I've been using DirecTV DVRs for OTA broadcast in the Philadelphia area for a number of years. Downstairs I'm using a Silver Sensor with an amp - upstairs I'm just using the Silver Sensor. I get solid but not perfect performance from both as long as they're aimed right. I lost WHYY when they moved their transmitter, but I still have the rest.

In February, a few of the local stations are taking their digital signal off the UHF 2nd channel that they are using now and putting it on their main analog VHF channel. I'm pretty sure that I need a new antenna.

Any recommendations for something small (set top) for use indoors? Perhaps something with an amp?


----------



## boba (May 23, 2003)

There are several knockoffs of the silver sensor that added a VHF dipole and like most rabbit ears claim to get VHF, TERK HDTVA is one.


----------



## n3ntj (Dec 18, 2006)

When did WHYY move their transmission location? Where it is now?

The only Philly station I am aware of that is going back to VHF is WPVI 6.1/6.2/6.3. I can get it no problem OTA now on their UHF channel, but can't get channel 6 analog, so I am guessing I'll lose 6.1 post Feb 2009.


----------



## ziggy29 (Nov 18, 2004)

n3ntj said:


> When did WHYY move their transmission location? Where it is now?
> 
> The only Philly station I am aware of that is going back to VHF is WPVI 6.1/6.2/6.3. I can get it no problem OTA now on their UHF channel, but can't get channel 6 analog, so I am guessing I'll lose 6.1 post Feb 2009.


Indoor antenna or outdoor? If outdoor, does it have any low VHF capability?


----------



## Cholly (Mar 22, 2004)

I would guess that a simple rabbit ears dipole will not cut the mustard in most cases, even with an amplifier. Channel Master makes a few pretty good outdoor antennas that you might be able to mount in a closet or attic. Check out their models 3000A and 3010 at www.channelmaster.com -


----------



## msmith (Apr 23, 2002)

n3ntj said:


> When did WHYY move their transmission location? Where it is now?
> 
> The only Philly station I am aware of that is going back to VHF is WPVI 6.1/6.2/6.3. I can get it no problem OTA now on their UHF channel, but can't get channel 6 analog, so I am guessing I'll lose 6.1 post Feb 2009.


Sometime in the last year (I don't remember exactly), WHYY changed its antenna in order to change the shape of the reception area.

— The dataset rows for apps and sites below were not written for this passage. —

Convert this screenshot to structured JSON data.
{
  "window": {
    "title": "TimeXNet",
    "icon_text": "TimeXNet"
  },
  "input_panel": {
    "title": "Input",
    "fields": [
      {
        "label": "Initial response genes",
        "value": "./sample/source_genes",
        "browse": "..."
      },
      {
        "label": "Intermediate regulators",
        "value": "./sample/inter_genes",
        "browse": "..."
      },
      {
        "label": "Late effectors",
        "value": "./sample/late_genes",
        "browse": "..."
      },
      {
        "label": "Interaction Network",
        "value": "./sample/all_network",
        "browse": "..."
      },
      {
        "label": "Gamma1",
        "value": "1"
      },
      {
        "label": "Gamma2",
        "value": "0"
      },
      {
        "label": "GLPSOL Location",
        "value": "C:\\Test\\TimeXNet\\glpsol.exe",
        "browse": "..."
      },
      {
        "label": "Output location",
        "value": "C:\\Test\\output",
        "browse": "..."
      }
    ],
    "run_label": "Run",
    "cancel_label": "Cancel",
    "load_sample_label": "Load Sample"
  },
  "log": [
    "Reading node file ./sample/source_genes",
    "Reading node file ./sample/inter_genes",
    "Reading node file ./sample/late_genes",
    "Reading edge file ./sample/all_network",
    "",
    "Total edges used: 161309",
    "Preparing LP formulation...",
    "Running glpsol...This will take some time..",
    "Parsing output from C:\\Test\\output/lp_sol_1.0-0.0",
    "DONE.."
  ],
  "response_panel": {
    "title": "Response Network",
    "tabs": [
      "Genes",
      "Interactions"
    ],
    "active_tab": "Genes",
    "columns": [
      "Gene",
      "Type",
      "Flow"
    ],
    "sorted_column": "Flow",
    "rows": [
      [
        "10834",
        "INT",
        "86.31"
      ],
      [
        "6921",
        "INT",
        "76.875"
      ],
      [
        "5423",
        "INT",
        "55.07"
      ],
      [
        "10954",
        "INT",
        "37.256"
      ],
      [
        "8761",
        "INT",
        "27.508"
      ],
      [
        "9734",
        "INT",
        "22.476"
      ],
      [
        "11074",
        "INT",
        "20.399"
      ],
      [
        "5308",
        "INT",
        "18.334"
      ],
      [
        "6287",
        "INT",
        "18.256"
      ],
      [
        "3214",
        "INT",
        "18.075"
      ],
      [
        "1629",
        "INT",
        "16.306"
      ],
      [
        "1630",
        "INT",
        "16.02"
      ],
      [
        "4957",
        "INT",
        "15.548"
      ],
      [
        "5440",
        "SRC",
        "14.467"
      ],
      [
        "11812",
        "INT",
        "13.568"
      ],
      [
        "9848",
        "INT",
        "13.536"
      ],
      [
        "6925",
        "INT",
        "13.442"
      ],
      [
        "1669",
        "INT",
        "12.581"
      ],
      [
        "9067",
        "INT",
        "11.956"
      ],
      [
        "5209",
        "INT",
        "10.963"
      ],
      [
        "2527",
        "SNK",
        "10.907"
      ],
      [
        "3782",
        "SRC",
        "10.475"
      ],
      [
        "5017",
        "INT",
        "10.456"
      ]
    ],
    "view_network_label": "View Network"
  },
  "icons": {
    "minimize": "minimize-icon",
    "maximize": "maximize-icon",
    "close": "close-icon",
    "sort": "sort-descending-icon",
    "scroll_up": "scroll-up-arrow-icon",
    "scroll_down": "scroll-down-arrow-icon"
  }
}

Unfortunately, that resulted in my area (outside Trenton) losing enough signal to receive it reliably.


----------



## n3ntj (Dec 18, 2006)

ziggy29 said:


> Indoor antenna or outdoor? If outdoor, does it have any low VHF capability?


Indoor yagi antenna in my attic pointed to Philly's antenna farm along I-76 west of town. I was hoping they'd stay up in UHF..


----------